Peut-être que les nostalgiques d’un enseignement « à la papa », trouverons dans cette fête un moyen de rappeler le respect que l’on doit à ses « maîtres », mais la Thaïlande n’est pas une réminiscence d’un Gérard Jugnot dans les « Choristes ».

La fête des professeurs est bien plus complexe qu’il n’y parait. La fête porte le nom  de Wai khru. Cette notion de Wai khru est plus commue par le grand public avec les matchs de muay Thai – boxe thaïlandaise. Avant chaque match, les combattants vont ainsi venir saluer respectueusement toutes les personnes dépositaires d’un savoir et d’autorité. Par ce rituel donné, les boxeurs montrent leur respect envers des maîtres qui ont eu la bonté de transmettre leur savoir.

la cérémonie du Wai khu

La cérémonie du Wai khru s’inscrit dans une tradition ancienne, qui pour beaucoup est rattachée aux pratiques brahmaniques de l’Inde. Elle concernait à l’origine surtout les écoles de danses, de sports de combat, de massages et de musiques traditionnelles.
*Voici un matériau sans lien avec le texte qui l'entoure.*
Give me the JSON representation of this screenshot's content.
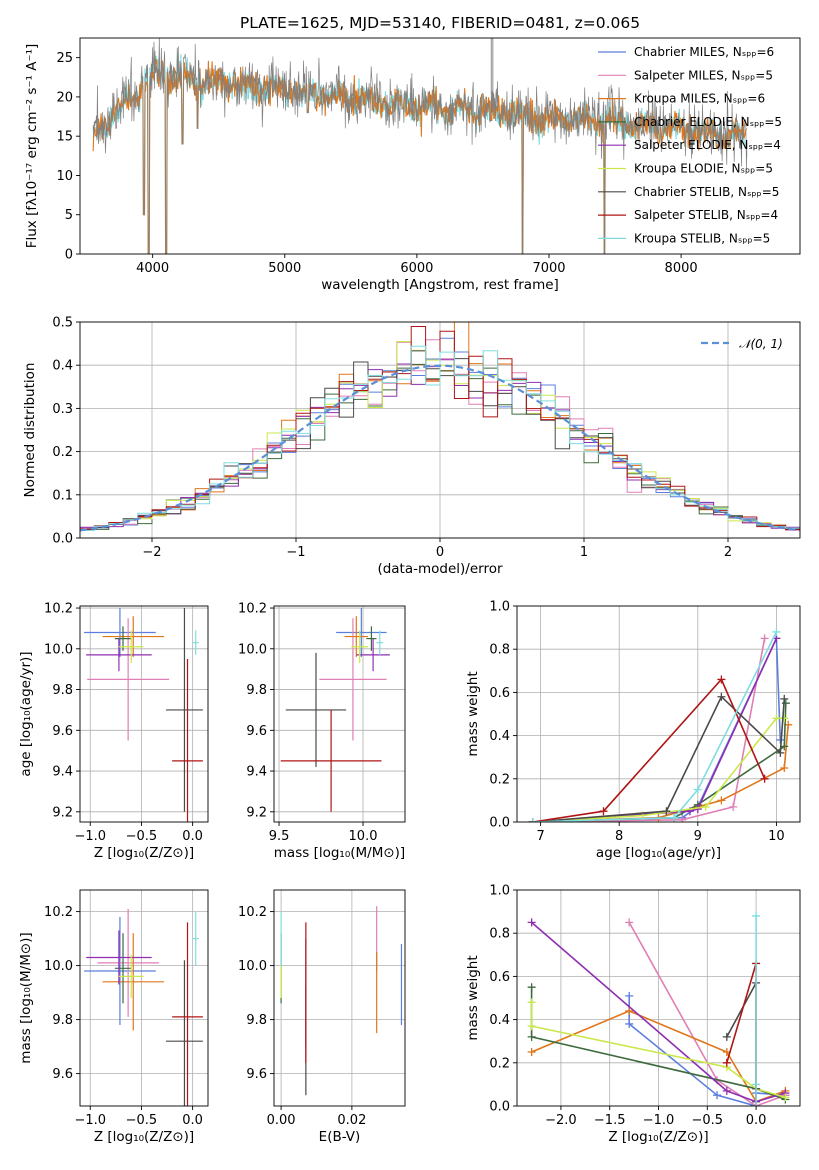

Peu à peu, le wai khru a touché tous les lieux de transmission de savoir pour finir comme un évènement essentiel, rythmant l’année scolaire de tous les thaïlandais.

Ainsi nombre d’établissements scolaires ont, tout le long de cette matinée, respecté cette pratique en laissant les étudiants, lycéens, collégiens et élèves de maternelle honorés leurs professeurs thaïlandais. Le déroulement est toujours assez similaire d’une année à l’autre (voir ce post ici). On remarque cependant que les professeurs farangs (étrangers) sont rarement conviés à cette fête. Normal ? Pas normal ? Difficile de dire quand on sait qu’un rituel dans toutes les cultures est un moment spécifique que l’on fait pour réunir la communauté. Entrée dans le rituel signifie donc que le farang n’existe plus en tant que tel, que son statut d’étranger a été effacé. Il ne fait alors plus qu’un avec la communauté…

Le lien élève-professeur

L’autre élément que l’on doit aussi prendre en compte dans cette fête, c’est aussi la place singulière que prend le professeur. Par le rituel il reconnaît son élève. C’est un lien qui attache les deux individus. Si l’un échoue, alors ce n’est pas tant l’échec d’un novice que celui qui était censé transmettre. L’échec de l’un fait l’échec de l’autre et inversement, la réussite de l’un fait la réussite de l’autre. On comprend ainsi mieux, pourquoi devant tous les établissements scolaires sont affichés avec fierté tous les élèves ou étudiants qui ont réussi brillamment tel ou tel examen. Car au-delà de l’élève et du professeur, tous sont rattachés et attachés à leur établissement.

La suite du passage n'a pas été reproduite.